He hadn’t raped me yet. . . but I knew it was coming. I’d had to suck his dick more than once if I wanted a mouthful of food.
I’d have used the line, “What would your wife think?” if she wasn’t sitting at his side, watching, each time he did it.
If I pleased him enough, he'd leave behind a large bowl of water that I was to lap at like a dog, and I would, because that was the best way to ration it to last for seven days—something I'd found out the hard way.
I stared at the bowl and the three laps of water I had left, licking at my dry lips. There was no denying my environment had impacted my appearance, ruined it, even. My hair no longer bounced; my lips weren't pretty and pouty—they were dry and cracked. My body looked different, with my new narrowshoulders, my depleting leg muscles, and the pot belly that only starvation could have given me. My skin was awful, too, breaking out in what I thought to be cystic acne.
Thanks a lot, stress.
I surely looked a mess, with all those new traits and the constant tears burning my cheeks, but I didn't even care. All I cared about was already gone. Taken from me with the last breath of the boy I loved.
I wanted to leave this place, to be reunited with Woodrow and my parents. I believed that Woodrow had left me and this earth, moving on to a better place without me. . . and my puffy eyes and tearstained cheeks were proof of how well I was dealing with that.
My heart was broken.
Completely fucking broken.
And it was the most painful thing I'd ever dealt with; finding someone, who, despite everything that had happened between us, that I wanted to spend my life with, had dreamed of a future with, only to have it ripped apart, was the most painful experience of my life. And it was a pain I had to live with, because apparently, heartbreak, wasn't a quick killer.
I couldn’t think about him.
I could never think about him. It made me useless. A defenseless mess of limbs and tears.
When my throat eased a little, I screamed again, calling Ville and Wynter all the awful names under the sun. Calling them monsters, though I doubted they were listening over the blasting music that constantly played now.
I waited another day, barely having had any sleep when the vibration of Wynter and the deformation of my favorite song was blasting again.
They’d taken everything that brought me comfort. Ville, and the playing with my hair as I was assaulted in his kitchen. Wynter, and the songs I sang myself to sleep when I first arrived, fearful of the nightmares I’d face of my dad’s murder. Their son, who they hadn’t shed a fucking tear for.
I hated them both so much. So fucking much.

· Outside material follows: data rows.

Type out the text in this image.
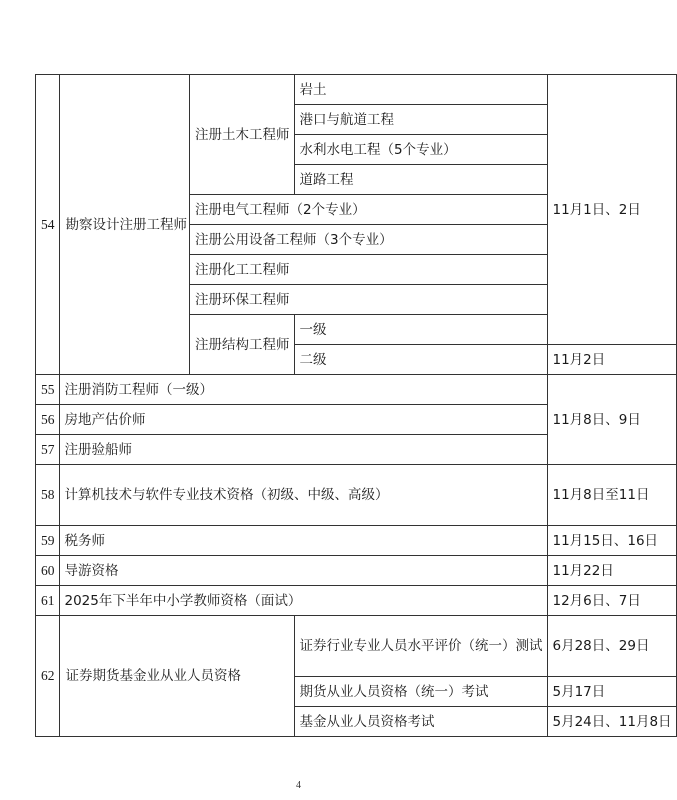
54	勘察设计注册工程师	注册土木工程师	岩土	11月1日、2日
			港口与航道工程	
			水利水电工程（5个专业）	
			道路工程	
		注册电气工程师（2个专业）		
		注册公用设备工程师（3个专业）		
		注册化工工程师		
		注册环保工程师		
		注册结构工程师	一级	
			二级	11月2日
55	注册消防工程师（一级）			11月8日、9日
56	房地产估价师			
57	注册验船师			
58	计算机技术与软件专业技术资格（初级、中级、高级）			11月8日至11日
59	税务师			11月15日、16日
60	导游资格			11月22日
61	2025年下半年中小学教师资格（面试）			12月6日、7日
62	证券期货基金业从业人员资格		证券行业专业人员水平评价（统一）测试	6月28日、29日
			期货从业人员资格（统一）考试	5月17日
			基金从业人员资格考试	5月24日、11月8日
4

I gripped my water bowl—the last drops of water now long gone—and feeling every ounce of anger breed beneath my skin, I smashed it at the side of my cage.

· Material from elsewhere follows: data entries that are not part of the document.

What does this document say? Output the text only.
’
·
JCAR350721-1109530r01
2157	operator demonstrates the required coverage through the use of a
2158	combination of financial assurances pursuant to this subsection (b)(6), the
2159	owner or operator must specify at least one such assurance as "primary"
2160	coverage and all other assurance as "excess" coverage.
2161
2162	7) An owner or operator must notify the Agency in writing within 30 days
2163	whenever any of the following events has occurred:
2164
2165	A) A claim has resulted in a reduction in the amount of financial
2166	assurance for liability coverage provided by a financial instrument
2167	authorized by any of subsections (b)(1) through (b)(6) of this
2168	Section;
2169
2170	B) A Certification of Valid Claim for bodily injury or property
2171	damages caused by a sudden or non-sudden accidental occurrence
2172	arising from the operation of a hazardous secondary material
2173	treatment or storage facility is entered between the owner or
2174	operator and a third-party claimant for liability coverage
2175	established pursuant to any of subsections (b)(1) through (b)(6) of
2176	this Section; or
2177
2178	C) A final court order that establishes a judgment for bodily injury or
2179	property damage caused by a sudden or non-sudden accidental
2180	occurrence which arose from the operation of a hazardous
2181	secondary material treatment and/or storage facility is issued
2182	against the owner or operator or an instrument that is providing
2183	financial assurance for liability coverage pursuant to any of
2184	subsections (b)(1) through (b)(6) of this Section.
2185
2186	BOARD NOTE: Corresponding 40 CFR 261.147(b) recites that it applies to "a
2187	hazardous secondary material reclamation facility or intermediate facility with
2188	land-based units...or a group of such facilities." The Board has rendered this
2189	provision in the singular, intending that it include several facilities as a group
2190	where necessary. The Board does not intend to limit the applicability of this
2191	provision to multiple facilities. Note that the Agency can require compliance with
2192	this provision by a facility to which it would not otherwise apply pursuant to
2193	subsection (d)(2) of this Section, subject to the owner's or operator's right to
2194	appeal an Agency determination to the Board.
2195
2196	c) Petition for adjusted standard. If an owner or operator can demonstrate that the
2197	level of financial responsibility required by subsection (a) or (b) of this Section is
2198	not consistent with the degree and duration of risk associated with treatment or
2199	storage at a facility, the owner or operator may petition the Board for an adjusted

The thin china splintered into pieces I could use as a weapon.
I looked to Jesus, my only companion in the world, and I thanked him before concealing the largest shard with my foot.
My scream clawed its way up my dehydrated throat, and it fucking hurt. But it didn't stop me from screaming again. And again. And again.
Wynter's screeching rivaled mine in a vicious war, and she won. Her brash tone drowned out my pain, making my sound fade into her melody like I was an unwilling backup singer.
I slumped against the side wall, feeling totally defeated.
The stairs to heaven lit up, and I knew for sure I was fucking losing it. Because this house—despite the name printed on the mailbox, Heaven Manor—had no relation to anything heavenly.
Light from the dimly lit kitchen illuminated the steps. Heavy boots had each step creaking like it was about to give way.
The long-hanging light bulb down here no longer worked, exploding only three days after I’d been left here, but no one had bothered to change it. Or, clean the mess. Ville’s feet crunched the dust that was once the bulb’s glass as he moved closer.
I tucked my feet in close to my body, and the shard scraped the floor. The noise, like nails on a chalkboard, irritated my ears. But my situation drove me on. . .
Until I heard it.
The excited lilt of a child's voice pierced through the gloom and my heart. I careened around in time to see another pair of feet jumping down the last three steps.
“Ouch! Thathurt!” the little voice declared.
“Woody. . .?” I tried to get a good look at him, my fingers pulling at the wired box.